Police rules on late-night questioning toughen
The National Police Agency announced, Friday, it will strengthen regulations regarding late-night questioning sessions to better protect suspects’ human rights.
Under the current criminal investigation regulations, investigators are banned from questioning suspects from midnight to 6 a.m., barring exceptional circumstances that require filing a detailed report. The rare cases include the process of requesting an arrest warrant close to the deadline of the statute of limitations, or with the suspect’s approval.
However, even with these restrictions investigators can take advantage of the system for their convenience and try to gain the suspect’s approval, which could turn into a human rights violation, according to police.
The police will strengthen the guidelines from the current “with the suspect’s approval” to “when the suspect eagerly requests questioning.”
From now on, investigators will need a handwritten request from the suspect allowing for the process to proceed, which needs to be included in the investigation report.
Even with the confirmation, if the suspect takes part in prolonged questioning and it is deemed to have affected their health, the investigation needs to be postponed.

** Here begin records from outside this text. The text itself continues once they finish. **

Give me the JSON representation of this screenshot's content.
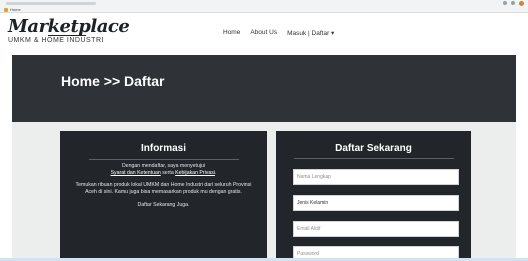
{
  "browser": {
    "tab_title": "Home"
  },
  "brand": {
    "name": "Marketplace",
    "tagline": "UMKM & HOME INDUSTRI"
  },
  "nav": {
    "home": "Home",
    "about": "About Us",
    "login": "Masuk | Daftar ▾"
  },
  "hero": {
    "title": "Home >> Daftar"
  },
  "info": {
    "title": "Informasi",
    "p1_line1": "Dengan mendaftar, saya menyetujui",
    "p1_link1": "Syarat dan Ketentuan",
    "p1_mid": " serta ",
    "p1_link2": "Kebijakan Privasi",
    "p1_end": ".",
    "p2": "Temukan ribuan produk lokal UMKM dan Home Industri dari seluruh Provinsi Aceh di sini. Kamu juga bisa memasarkan produk mu dengan gratis.",
    "p3": "Daftar Sekarang Juga."
  },
  "register": {
    "title": "Daftar Sekarang",
    "name_placeholder": "Nama Lengkap",
    "gender_value": "Jenis Kelamin",
    "email_placeholder": "Email Aktif",
    "password_placeholder": "Password"
  }
}
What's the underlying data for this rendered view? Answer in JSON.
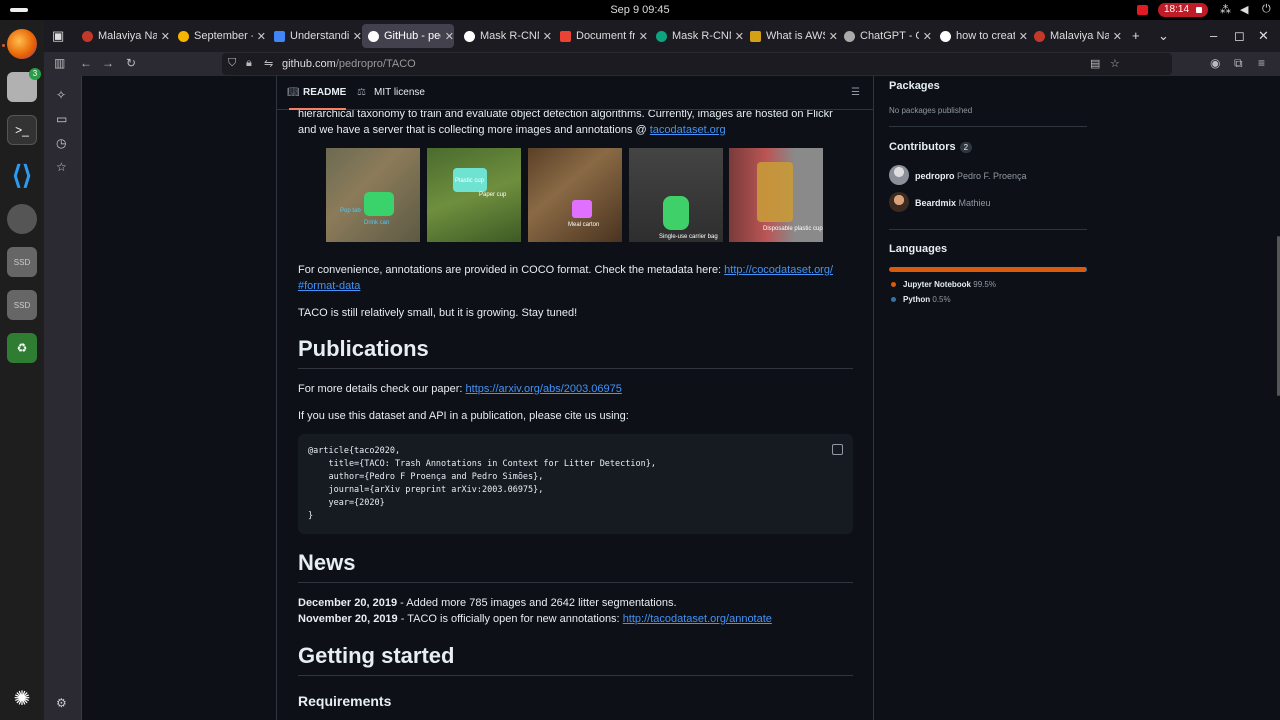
{
  "system": {
    "clock": "Sep 9  09:45",
    "recording_time": "18:14",
    "dock_badge": "3",
    "dock_labels": [
      "SSD",
      "SSD"
    ]
  },
  "browser": {
    "tabs": [
      {
        "label": "Malaviya Nat",
        "favicon": "globe-icon",
        "color": "#c0392b"
      },
      {
        "label": "September -",
        "favicon": "drive-icon",
        "color": "#f4b400"
      },
      {
        "label": "Understandi",
        "favicon": "doc-icon",
        "color": "#4285f4"
      },
      {
        "label": "GitHub - ped",
        "favicon": "github-icon",
        "color": "#ffffff",
        "active": true
      },
      {
        "label": "Mask R-CNN",
        "favicon": "google-icon",
        "color": "#ffffff"
      },
      {
        "label": "Document fr",
        "favicon": "gmail-icon",
        "color": "#ea4335"
      },
      {
        "label": "Mask R-CNN",
        "favicon": "chatgpt-icon",
        "color": "#10a37f"
      },
      {
        "label": "What is AWS",
        "favicon": "box-icon",
        "color": "#d4a017"
      },
      {
        "label": "ChatGPT - Co",
        "favicon": "chatgpt-icon",
        "color": "#aaaaaa"
      },
      {
        "label": "how to creat",
        "favicon": "google-icon",
        "color": "#ffffff"
      },
      {
        "label": "Malaviya Nat",
        "favicon": "globe-icon",
        "color": "#c0392b"
      }
    ],
    "url_host": "github.com",
    "url_path": "/pedropro/TACO"
  },
  "readme": {
    "tab_readme": "README",
    "tab_license": "MIT license",
    "intro_line1": "hierarchical taxonomy to train and evaluate object detection algorithms. Currently, images are hosted on Flickr",
    "intro_line2_pre": "and we have a server that is collecting more images and annotations @ ",
    "intro_link": "tacodataset.org",
    "image_labels": [
      [
        "Pop tab",
        "Drink can"
      ],
      [
        "Plastic cup",
        "Paper cup"
      ],
      [
        "Meal carton"
      ],
      [
        "Single-use carrier bag"
      ],
      [
        "Disposable plastic cup"
      ]
    ],
    "coco_pre": "For convenience, annotations are provided in COCO format. Check the metadata here: ",
    "coco_link1": "http://cocodataset.org/",
    "coco_link2": "#format-data",
    "small_text": "TACO is still relatively small, but it is growing. Stay tuned!",
    "publications_heading": "Publications",
    "paper_pre": "For more details check our paper: ",
    "paper_link": "https://arxiv.org/abs/2003.06975",
    "cite_text": "If you use this dataset and API in a publication, please cite us using:",
    "code_lines": [
      "@article{taco2020,",
      "    title={TACO: Trash Annotations in Context for Litter Detection},",
      "    author={Pedro F Proença and Pedro Simões},",
      "    journal={arXiv preprint arXiv:2003.06975},",
      "    year={2020}",
      "}"
    ],
    "news_heading": "News",
    "news1_date": "December 20, 2019",
    "news1_text": " - Added more 785 images and 2642 litter segmentations.",
    "news2_date": "November 20, 2019",
    "news2_text": " - TACO is officially open for new annotations: ",
    "news2_link": "http://tacodataset.org/annotate",
    "getting_started_heading": "Getting started",
    "requirements_heading": "Requirements"
  },
  "aside": {
    "packages_heading": "Packages",
    "packages_text": "No packages published",
    "contributors_heading": "Contributors",
    "contributors_count": "2",
    "contributors": [
      {
        "login": "pedropro",
        "name": "Pedro F. Proença"
      },
      {
        "login": "Beardmix",
        "name": "Mathieu"
      }
    ],
    "languages_heading": "Languages",
    "languages": [
      {
        "name": "Jupyter Notebook",
        "pct": "99.5%",
        "color": "#da5b0b"
      },
      {
        "name": "Python",
        "pct": "0.5%",
        "color": "#3572a5"
      }
    ]
  }
}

“We will double check to see if the late-night questioning is necessary. We will also look into the investigation procedures to reduce human rights violations in our practices,” a police official said.
The announcement comes a couple of days after the public criticized the police for not continuing their questioning of Yang Jin-ho, CEO of WeDisk and robot developer K-Technology, who was detained for assault and coercion of employees as well as illegal drug use.
Police questioning was cut short as Yang did not want to continue cooperating as it got late, citing exhaustion.